Fracaso y triunfo en la NBA
Los años en Portland fueron los más duros de la carrera de Drazen Petrovic. Fue incapaz de asimilar que ni su talento ni su esfuerzo obtuvieran la recompensa merecida en los partidos. Su sueldo millonario no hacía más que aumentar su angustia. El dinero no le hacía ser mejor, y volvió a afrontar la situación adversa como un nuevo desafío, aferrado a su espíritu indomable.
Pero ni eso bastó, por lo que pidió el traspaso a otra franquicia y cambió los Blazers por los Nets. Allí volvió Drazen Petrovic a disfrutar. Buscando la mejor adaptación, eliminó sus rizos y su cara de niño bueno y se transformó en un marine de físico musculado, pelo rapado y gesto desafiante. Hasta mejoró la defensa, su gran lastre, para aumentar su valor como jugador completo. En New Jersey Drazen Petrovic se convirtió en lo que ya era, el mejor tirador de la liga. Volvió a festejar las canastas con el puño cerrado o con los dos brazos en alto, recuperó la sonrisa y se atrevió a encararse con Michael Jordan para mostrarle su genio. Solo su ausencia en el All Star tornó la felicidad en desazón. Su inclusión en el tercer mejor quinteto del año justificaba los méritos para haber participado como una estrella más en el gran fin de semana de la NBA.

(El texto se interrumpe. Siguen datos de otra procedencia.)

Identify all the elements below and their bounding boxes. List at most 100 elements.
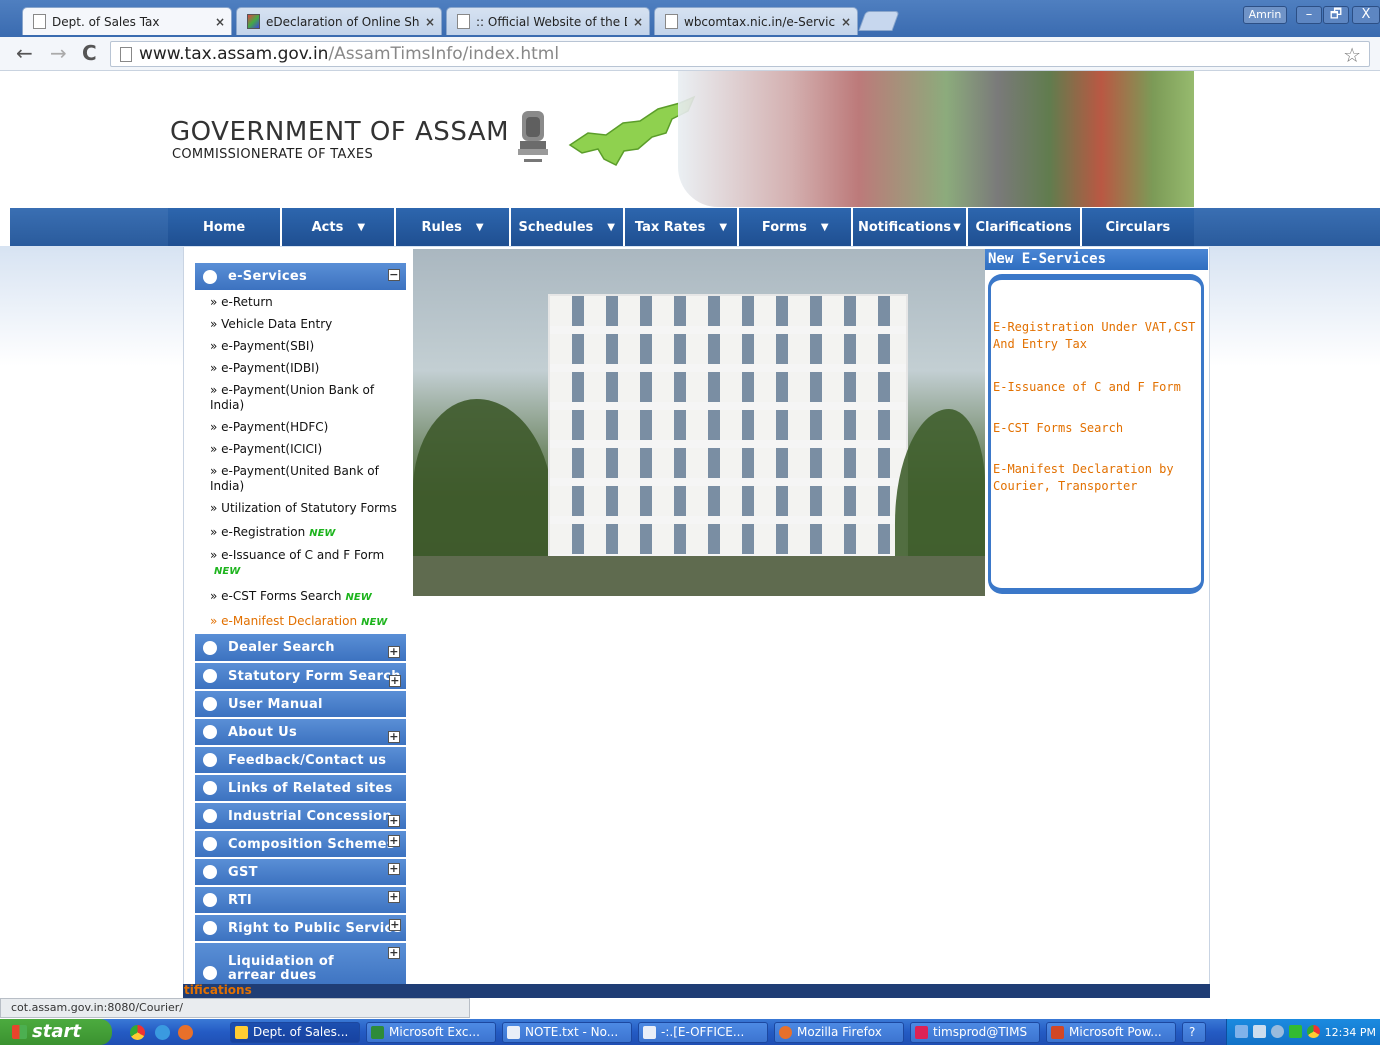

Pero el fatal accidente de tráfico sesgó la vida de Drazen Petrovic cuando ya era feliz y apuntaba a destinos más ambiciosos -su hermano, Aza, creía que podía haber fichado por los Knicks-. La noticia de su muerte conmocionó al mundo del baloncesto. Impresionaba ver a las más de 100.000 personas que acudieron a su entierro y a torres de más de dos metros llorando sin consuelo como niños mientras portaban el féretro de su ídolo y amigo.
En un tiempo en el que muchos jugadores se borran de campeonatos internacionales apelando a la sobrecarga de partidos, cuesta entender que Drazen Petrovic falleciera al regresar del Preeuropeo de Wroclaw (Polonia), al que Croacia acudía como un trámite por su superioridad sobre el resto.
Pero Drazen Petrovic era el capitán y el compromiso con su país y con su selección era inquebrantable. Tan inquebrantable como sus ansias por avanzar y convertirse en eterno. «Nunca conocí a nadie tan obsesionado con mejorar y ganar», reconoció Lolo Sáinz, su entrenador en el Real Madrid.